While resources are fundamentally changing the power grid like wind and solar, the growth of distributed energy resources (DER), and the retirement of old resources, a new report from the North American Reliability Corporation (NERC) found that in all but two areas, capacity should meet demand over the next 10 years.
NERC’s 2020 Long-Term Reliability Assessment determined that sufficient resource adequacy now exists across most of North America. Still, it found the continent’s changing generation resource mix to be one drought with risk: in reliability, security, and resilience alike. This is largely due to how it affects the planning and operation of the grid.
“As the system becomes more reliant on wind and solar generation, resource and energy adequacy must be assured,” Mark Olson, manager of Reliability Assessments, said. “The changing resource mix introduces greater variability, making long-term planning more complex. To meet this challenge, we need to create the necessary models, technology, and strategies to properly support future grid operators.”
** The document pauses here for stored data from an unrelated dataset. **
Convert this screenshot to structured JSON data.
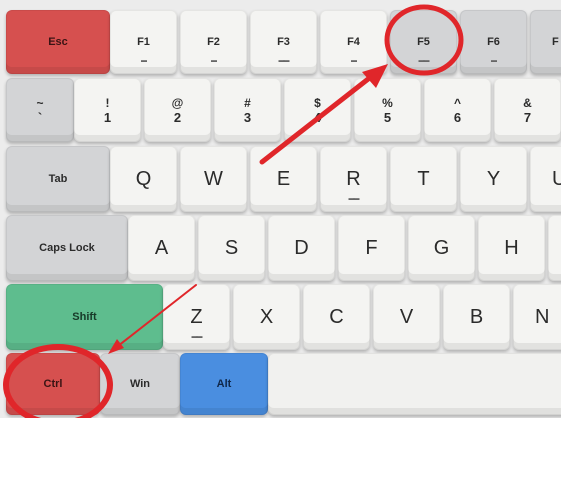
{
  "keyboard": {
    "row_function": [
      "Esc",
      "F1",
      "F2",
      "F3",
      "F4",
      "F5",
      "F6",
      "F"
    ],
    "row_number": [
      {
        "top": "~",
        "bottom": "`"
      },
      {
        "top": "!",
        "bottom": "1"
      },
      {
        "top": "@",
        "bottom": "2"
      },
      {
        "top": "#",
        "bottom": "3"
      },
      {
        "top": "$",
        "bottom": "4"
      },
      {
        "top": "%",
        "bottom": "5"
      },
      {
        "top": "^",
        "bottom": "6"
      },
      {
        "top": "&",
        "bottom": "7"
      }
    ],
    "row_qwerty": [
      "Tab",
      "Q",
      "W",
      "E",
      "R",
      "T",
      "Y",
      "U"
    ],
    "row_home": [
      "Caps Lock",
      "A",
      "S",
      "D",
      "F",
      "G",
      "H"
    ],
    "row_shift": [
      "Shift",
      "Z",
      "X",
      "C",
      "V",
      "B",
      "N"
    ],
    "row_bottom": [
      "Ctrl",
      "Win",
      "Alt"
    ]
  },
  "key_colors": {
    "esc": "#d6504f",
    "ctrl": "#d6504f",
    "shift": "#5ebd8e",
    "alt": "#4a8ee0",
    "modifier_gray": "#d3d4d6",
    "alpha_white": "#f4f4f2"
  },
  "annotations": {
    "highlight_color": "#e0262a",
    "highlighted_keys": [
      "F5",
      "Ctrl"
    ]
  }
}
However, the report warns that nearly all parts of the Western Interconnection, ERCOT, and MISO will face increased risk over the next five years.
In response to these new realities, NERC made several recommendations, which include rolling energy adequacy risk evaluations into reliability assessments, creating design-basis fuel supply scenarios of normal and extreme events, increasing communication related to resource adequacy risks with policymakers, and ensuring accurate and valid power flow and dynamics base case models, among others.